Comparison between the query protein
and the predicted protein

Finally we of t-coffee to subjectively compare the homology between the sequences of predicted protein and our query, to determine if our protein was well predicted. In order to see our selenocysteine aligned, we changed the predicted stop codons, which are indicate with “*”, for an U.


Scheme:

     $t_coffee <query> <protein_predicted> > <t_coffee>     

Our command:

$t_coffee selS.fa $namehit.pred.aa.fa





Protein assignation

Once our program had run, we needed to associate the hits (and its related files) we had found to a determined protein. To do this we assumed that the best hit was the one with the highest homology with Loxodonta africana protein and has de Sec align with a Sec or Cys.

In the analysis of protein families we found that, due to the intrafamily homology, the same contigs were associated to different proteins inside the family. This way, without doing a phylogenetic tree, we only could predict those who are exclusives for one alignment.
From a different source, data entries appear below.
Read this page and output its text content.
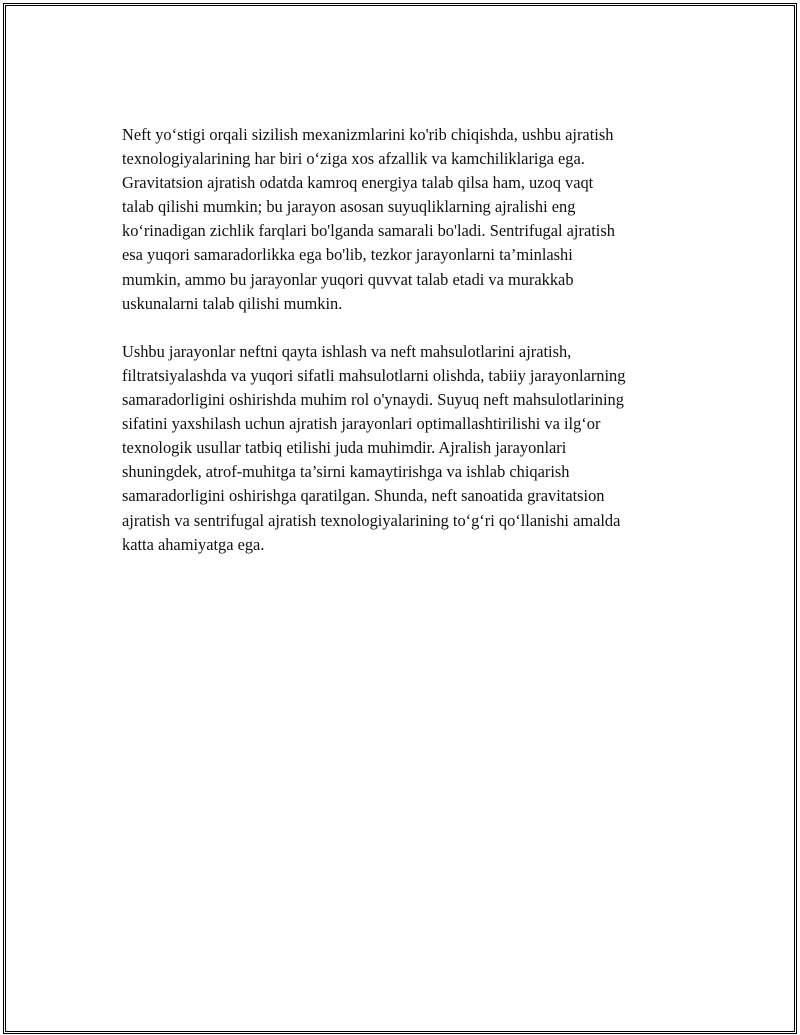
Neft yo‘stigi orqali sizilish mexanizmlarini ko'rib chiqishda, ushbu ajratish
texnologiyalarining har biri o‘ziga xos afzallik va kamchiliklariga ega.
Gravitatsion ajratish odatda kamroq energiya talab qilsa ham, uzoq vaqt
talab qilishi mumkin; bu jarayon asosan suyuqliklarning ajralishi eng
ko‘rinadigan zichlik farqlari bo'lganda samarali bo'ladi. Sentrifugal ajratish
esa yuqori samaradorlikka ega bo'lib, tezkor jarayonlarni ta’minlashi
mumkin, ammo bu jarayonlar yuqori quvvat talab etadi va murakkab
uskunalarni talab qilishi mumkin.

Ushbu jarayonlar neftni qayta ishlash va neft mahsulotlarini ajratish,
filtratsiyalashda va yuqori sifatli mahsulotlarni olishda, tabiiy jarayonlarning
samaradorligini oshirishda muhim rol o'ynaydi. Suyuq neft mahsulotlarining
sifatini yaxshilash uchun ajratish jarayonlari optimallashtirilishi va ilg‘or
texnologik usullar tatbiq etilishi juda muhimdir. Ajralish jarayonlari
shuningdek, atrof-muhitga ta’sirni kamaytirishga va ishlab chiqarish
samaradorligini oshirishga qaratilgan. Shunda, neft sanoatida gravitatsion
ajratish va sentrifugal ajratish texnologiyalarining to‘g‘ri qo‘llanishi amalda
katta ahamiyatga ega.
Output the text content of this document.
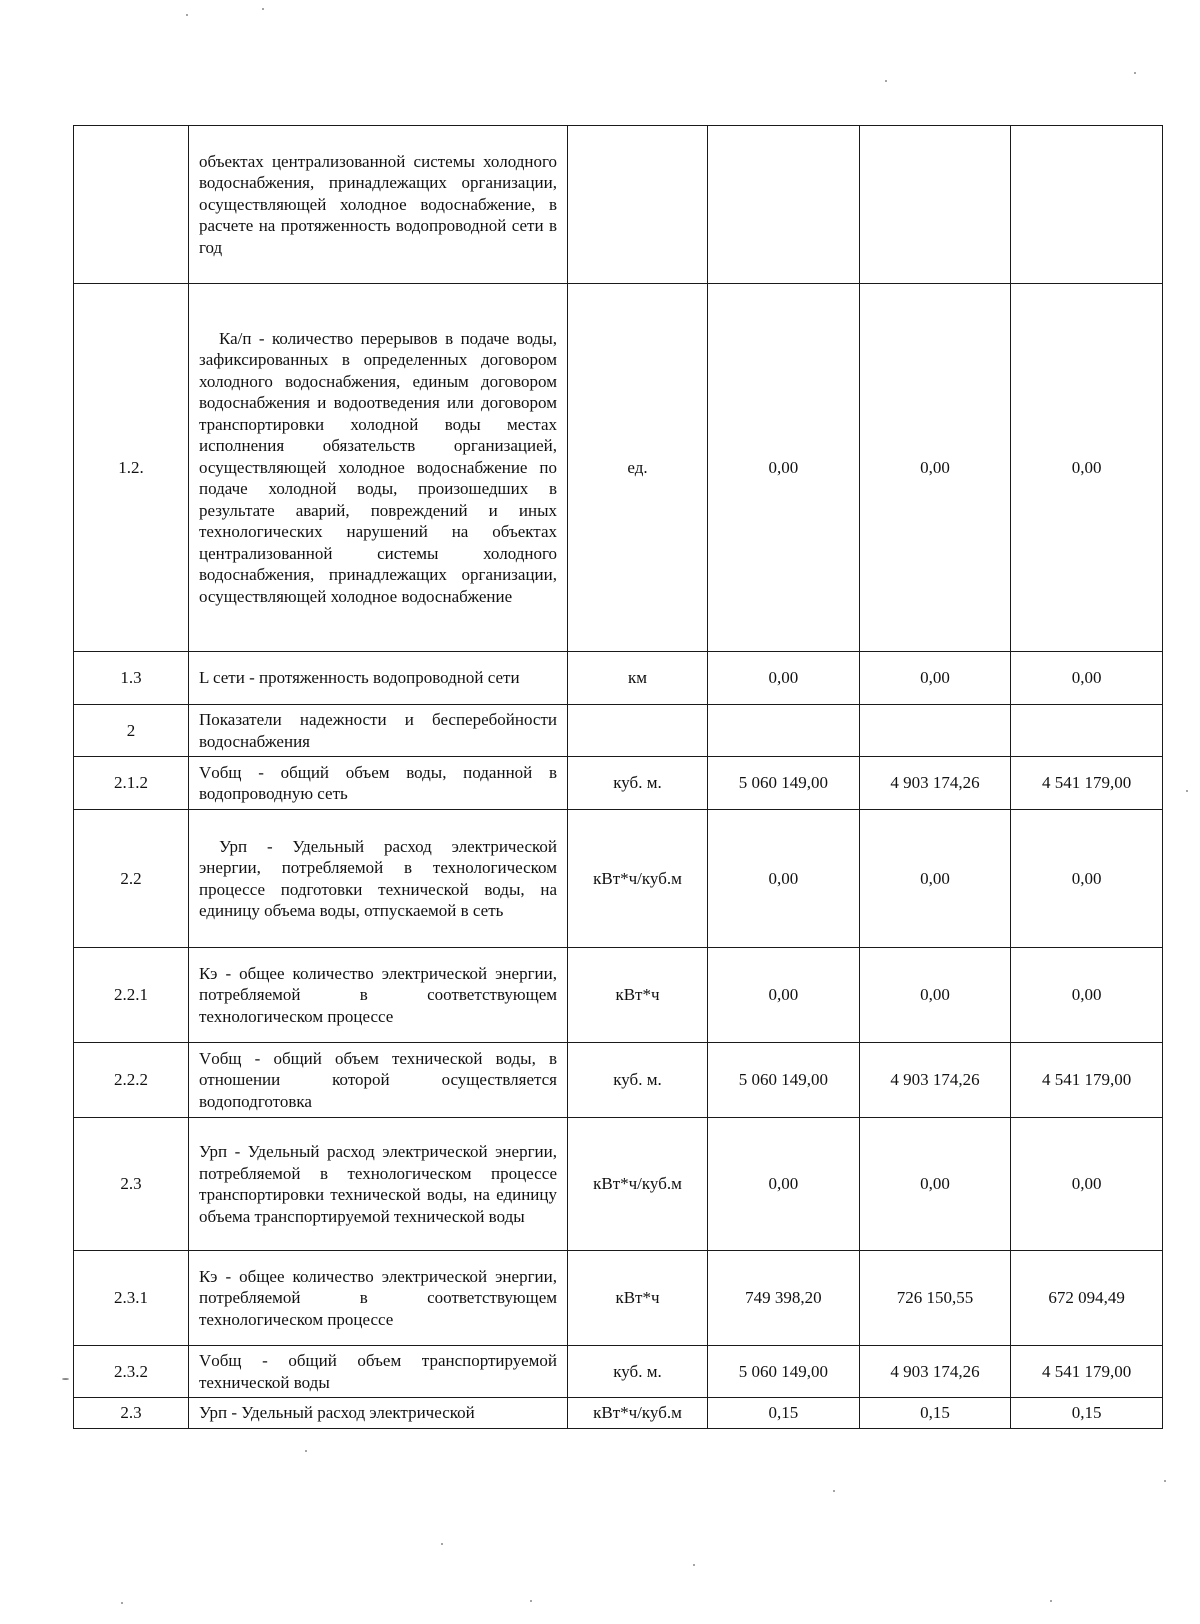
	объектах централизованной системы холодного водоснабжения, принадлежащих организации, осуществляющей холодное водоснабжение, в расчете на протяженность водопроводной сети в год				
1.2.	Ка/п - количество перерывов в подаче воды, зафиксированных в определенных договором холодного водоснабжения, единым договором водоснабжения и водоотведения или договором транспортировки холодной воды местах исполнения обязательств организацией, осуществляющей холодное водоснабжение по подаче холодной воды, произошедших в результате аварий, повреждений и иных технологических нарушений на объектах централизованной системы холодного водоснабжения, принадлежащих организации, осуществляющей холодное водоснабжение	ед.	0,00	0,00	0,00
1.3	L сети - протяженность водопроводной сети	км	0,00	0,00	0,00
2	Показатели надежности и бесперебойности водоснабжения				
2.1.2	Vобщ - общий объем воды, поданной в водопроводную сеть	куб. м.	5 060 149,00	4 903 174,26	4 541 179,00
2.2	Урп - Удельный расход электрической энергии, потребляемой в технологическом процессе подготовки технической воды, на единицу объема воды, отпускаемой в сеть	кВт*ч/куб.м	0,00	0,00	0,00
2.2.1	Кэ - общее количество электрической энергии, потребляемой в соответствующем технологическом процессе	кВт*ч	0,00	0,00	0,00
2.2.2	Vобщ - общий объем технической воды, в отношении которой осуществляется водоподготовка	куб. м.	5 060 149,00	4 903 174,26	4 541 179,00
2.3	Урп - Удельный расход электрической энергии, потребляемой в технологическом процессе транспортировки технической воды, на единицу объема транспортируемой технической воды	кВт*ч/куб.м	0,00	0,00	0,00
2.3.1	Кэ - общее количество электрической энергии, потребляемой в соответствующем технологическом процессе	кВт*ч	749 398,20	726 150,55	672 094,49
2.3.2	Vобщ - общий объем транспортируемой технической воды	куб. м.	5 060 149,00	4 903 174,26	4 541 179,00
2.3	Урп - Удельный расход электрической	кВт*ч/куб.м	0,15	0,15	0,15
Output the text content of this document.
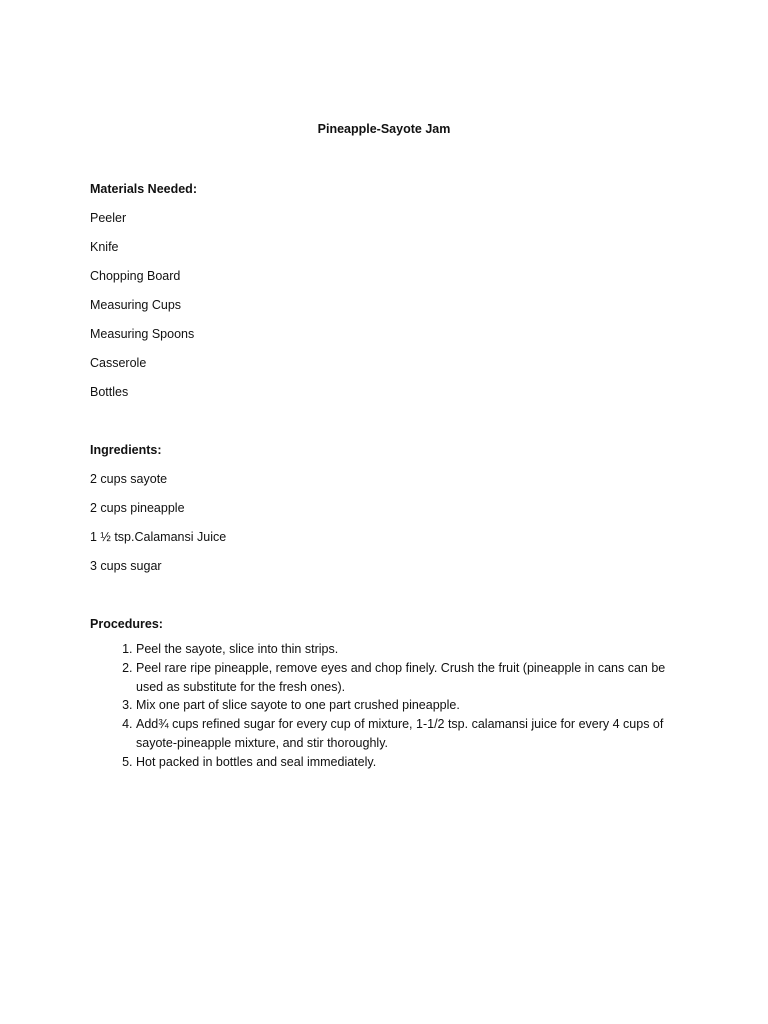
Pineapple-Sayote Jam
Materials Needed:
Peeler
Knife
Chopping Board
Measuring Cups
Measuring Spoons
Casserole
Bottles
Ingredients:
2 cups sayote
2 cups pineapple
1 ½ tsp.Calamansi Juice
3 cups sugar
Procedures:
1. Peel the sayote, slice into thin strips.
2. Peel rare ripe pineapple, remove eyes and chop finely. Crush the fruit (pineapple in cans can be used as substitute for the fresh ones).
3. Mix one part of slice sayote to one part crushed pineapple.
4. Add¾ cups refined sugar for every cup of mixture, 1-1/2 tsp. calamansi juice for every 4 cups of sayote-pineapple mixture, and stir thoroughly.
5. Hot packed in bottles and seal immediately.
When all the associations were done, we proceeded to analyse the Sec aminoacids (or their corresponding Cys). We checked in Exonerate file if the U in the protein predicted is a TGA codon and therefore a probably selenocysteine.

After this we looked at the alignment obtained from T-coffee between our predicted protein and the initial protein (from elephant or human), with which we observe the good prediction of the protein, or, in those cases in which the protein was fragmented into various contigs, the division of the protein in these contigs. In all cases, we did the validation in a subjective manner.




SECIS prediction

An additional checking that our protein is a selenoprotein is to search for the presence of SECIS elements using Seblastian. This website supplies an openly accessible tool to predict eukaryotic selenoproteins and SECIS elements in nucleotide sequences. In selenoprotein transcripts we encounter a peculiar stem loop structure called SECIS element (SEC insertion sequence), which act as a signal for recoding this UGA to Sec.

The program predicts the SECIS elements according to the sequence that forms the input, so it is necessary to analyse each of them individually to ensure that the element predicted is located in the 3’UTR region. In case that is located in another part of the genome we would reject it.

Nonetheless, in some cases the contig did not comprise the whole sequence of the selenoprotein so we cannot guarantee that if the program does not find a SECIS is because it does not exist.

Sometimes, Seblastian predicted more than one SECIS element. When this happened, we looked at its position in the genome and we chose the one that is located closer to 3’UTR of the contig or protein in question. If there is no SECIS in this location, we interpreted as if no SECIS was predicted.




Genome absolute coordinates

This program predicts coordinates from the region selected in the program Fastasubseq. That way, we add the start number introduced in the command Fastasubseq to all results as shown in discussion.